Signaling Mechanisms of Adenosine Action in Rat Brain Astrocytes

In the present study, we examined contribution of prominent signaling pathways in the adenosine receptor stimulation induced generation of superoxide, production or release of EETs and 20‐HETE from brain astrocytes using western blotting, fluorescent HPLC assay, and LC/MS analysis.
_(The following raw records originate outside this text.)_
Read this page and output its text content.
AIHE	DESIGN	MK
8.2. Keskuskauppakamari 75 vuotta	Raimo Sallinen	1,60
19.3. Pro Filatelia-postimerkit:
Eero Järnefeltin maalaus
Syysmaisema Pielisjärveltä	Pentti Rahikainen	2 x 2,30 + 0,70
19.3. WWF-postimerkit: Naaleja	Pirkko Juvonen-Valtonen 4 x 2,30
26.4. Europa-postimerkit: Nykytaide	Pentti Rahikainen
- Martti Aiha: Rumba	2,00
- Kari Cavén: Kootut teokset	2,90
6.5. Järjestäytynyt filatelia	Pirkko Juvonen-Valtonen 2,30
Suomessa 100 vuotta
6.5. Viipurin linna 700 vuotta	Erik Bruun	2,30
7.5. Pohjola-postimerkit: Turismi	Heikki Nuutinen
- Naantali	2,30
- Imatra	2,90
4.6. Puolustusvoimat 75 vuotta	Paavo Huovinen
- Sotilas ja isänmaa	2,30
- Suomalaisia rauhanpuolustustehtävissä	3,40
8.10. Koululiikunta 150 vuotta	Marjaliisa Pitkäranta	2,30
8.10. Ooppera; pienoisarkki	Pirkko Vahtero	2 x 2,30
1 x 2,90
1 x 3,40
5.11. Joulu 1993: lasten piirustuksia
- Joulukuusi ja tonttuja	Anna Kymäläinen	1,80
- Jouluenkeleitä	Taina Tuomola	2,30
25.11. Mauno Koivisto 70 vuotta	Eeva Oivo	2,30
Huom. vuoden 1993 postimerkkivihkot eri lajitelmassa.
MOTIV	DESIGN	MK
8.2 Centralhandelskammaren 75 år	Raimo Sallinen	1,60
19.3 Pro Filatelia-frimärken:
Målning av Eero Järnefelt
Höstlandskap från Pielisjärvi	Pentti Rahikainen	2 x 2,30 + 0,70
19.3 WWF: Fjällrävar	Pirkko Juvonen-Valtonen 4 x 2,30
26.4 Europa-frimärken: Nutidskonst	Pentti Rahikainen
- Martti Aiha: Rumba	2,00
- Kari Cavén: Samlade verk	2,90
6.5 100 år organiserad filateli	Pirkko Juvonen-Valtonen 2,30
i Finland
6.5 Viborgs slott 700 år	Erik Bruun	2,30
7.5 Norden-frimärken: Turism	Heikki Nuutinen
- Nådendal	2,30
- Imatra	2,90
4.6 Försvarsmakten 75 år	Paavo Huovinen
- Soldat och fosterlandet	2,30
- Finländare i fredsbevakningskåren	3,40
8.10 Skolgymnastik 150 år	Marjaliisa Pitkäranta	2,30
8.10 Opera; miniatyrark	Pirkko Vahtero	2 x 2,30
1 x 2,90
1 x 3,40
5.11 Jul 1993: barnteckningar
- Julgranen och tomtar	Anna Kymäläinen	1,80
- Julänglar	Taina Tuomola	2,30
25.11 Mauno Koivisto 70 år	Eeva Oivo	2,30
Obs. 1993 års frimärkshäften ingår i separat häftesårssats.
Stimulation of brain astrocytes with adenosine or with the A 2a adenosine receptor agonist CGS‐21680, induced an increase in Akt phosphorylation mediated by the A 2a receptor subtype, which was independent of coupling with the adenosine releasable second messengers cAMP and cGMP. Stimulation of astrocytes with either cAMP or cGMP did not change level of superoxide generation and production or release of EETs or 20‐HETE. Stimulation of the A2a and A2b adenosine receptor subtypes induced activation of p38 MAPK that was augmented following specific inhibition of the PI3K pathway, suggesting that Akt phosphorylation may be a negative regulator of p38 MAPK activation by adenosine receptor stimulation. It is concluded that the A2a and A2b adenosine receptor subtype stimulation is coupled to AKt phosphorylation, and that the second messengers cAMP and cGMP are not contributing to the adenosine induced superoxide generation or production or release of EETs or 20‐HETE from brain astrocytes.